Les limites et les défis de la Blockchain
La Blockchain n’est pas une technologie toute-puissante. Il existe plusieurs défis à relever avant que l’adoption massive de Blockchain soit possible.
Capacité de stockage et vitesse de transaction
Stocker toutes les transactions bancaires sur la Blockchain pose encore quelques difficultés à ce jour. Premièrement, les transactions sur la Blockchain sont lentes à confirmer. Ripple, la crypto monnaie la plus rapide pouvant traiter 1 500 transactions par seconde, dépassait déjà Paypal en tant que deuxième moyen de paiement le plus rapide. Toutefois, cette vitesse est encore loin derrière celle de Visa, qui tourne autour de 24 000 unités par seconde.
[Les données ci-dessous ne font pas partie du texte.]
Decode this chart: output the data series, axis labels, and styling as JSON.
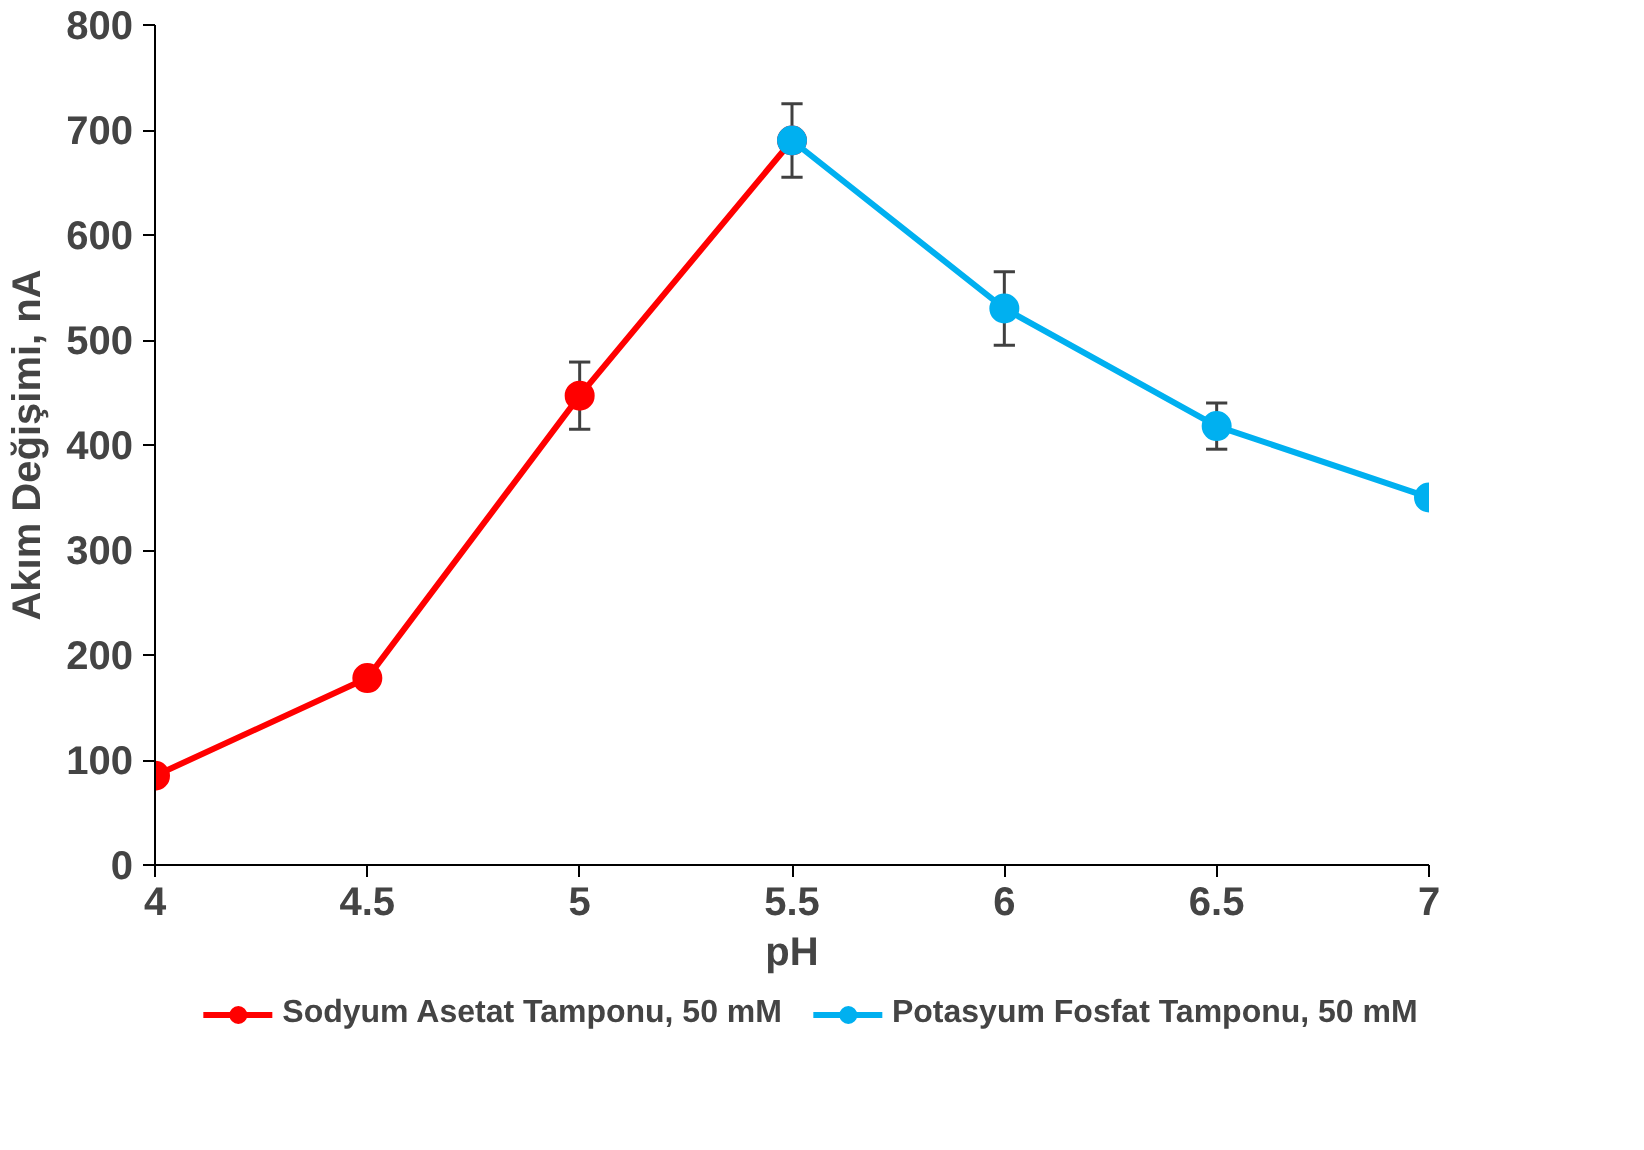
{
  "chart_data": {
    "type": "line",
    "xlabel": "pH",
    "ylabel": "Akım Değişimi, nA",
    "series": [
      {
        "name": "Sodyum Asetat Tamponu, 50 mM",
        "color": "#ff0000",
        "x": [
          4,
          4.5,
          5,
          5.5
        ],
        "values": [
          85,
          178,
          447,
          690
        ],
        "errors": [
          null,
          null,
          32,
          35
        ]
      },
      {
        "name": "Potasyum Fosfat Tamponu, 50 mM",
        "color": "#00b0f0",
        "x": [
          5.5,
          6,
          6.5,
          7
        ],
        "values": [
          690,
          530,
          418,
          350
        ],
        "errors": [
          null,
          35,
          22,
          null
        ]
      }
    ],
    "xlim": [
      4,
      7
    ],
    "xticks": [
      4,
      4.5,
      5,
      5.5,
      6,
      6.5,
      7
    ],
    "ylim": [
      0,
      800
    ],
    "yticks": [
      0,
      100,
      200,
      300,
      400,
      500,
      600,
      700,
      800
    ],
    "grid": false,
    "legend": "bottom",
    "marker": "circle",
    "line_style": "solid"
  }
}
Un autre défi est la capacité de stocker une quantité énorme de données, puisque les informations stockées sur la Blockchain sont permanentes, la taille des données peut augmenter très rapidement. Certaines startups innovantes s’attaquent au problème maintenant. Par exemple, STORJ a proposé une solution par laquelle les données sont hébergées sur l’ordinateur de l’utilisateur plutôt que dans des centres de données. Il utilise l’espace disponible du disque dur de l’utilisateur pour stocker des informations. De cette manière, beaucoup plus d’informations peuvent être stockées.
La nature immuable de la Blockchain
Les smart contracts déployés sur une Blockchain sont immuables. Cela peut présenter un défi si un bug est associé au smart contract. Cependant, il existe des moyens d’utiliser un nouveau contrat pour remplacer l’ancien. Par exemple, nous pouvons mettre à jour le code de la Blockchain pour créer un smart contract intermédiaire qui contiendra l’adresse du smart contract actif. Ainsi, toutes les transactions seront redirigées vers la version active. De cette façon, vous utiliserez la même adresse de contrat, mais ce contrat exécutera un code de Smart Contract différent à la fin.
Une autre difficulté liée à la nature immuable de la Blockchain est que celle-ci stocke en permanence les informations sur sa plate-forme, ce qui est contraire à l’article 17 du RGPD sur le droit de supprimer des informations personnelles. Cela peut également être dangereux si d’autres personnes non autorisées ont accès à la Blockchain, qui contient de nombreuses informations sensibles et précieuses sur les clients de la banque. Des solutions potentielles peuvent être proposées telles que le cryptage des données. Les données stockées ne pourraient ainsi être consultées qu’avec la clé.(Si la clé est supprimée, personne n’aura accès à l’information).
La Blockchain est une technologie naissante, et elle aura un impact profond sur le domaine de la AML, KYC. La technologie peut permettre une surveillance plus transparente, automatisée et rapidement des transactions, mais elle présente également certains défis, tels que la vitesse des transactions, la capacité de stocker une grande quantité d’informations et les risques associés aux informations confidentielles des clients et à d’autres réglementations. Les entreprises qui souhaitent utiliser cette technologie pour AML et KYC doivent relever de nombreux défis pour parvenir à une utilisation commerciale complète.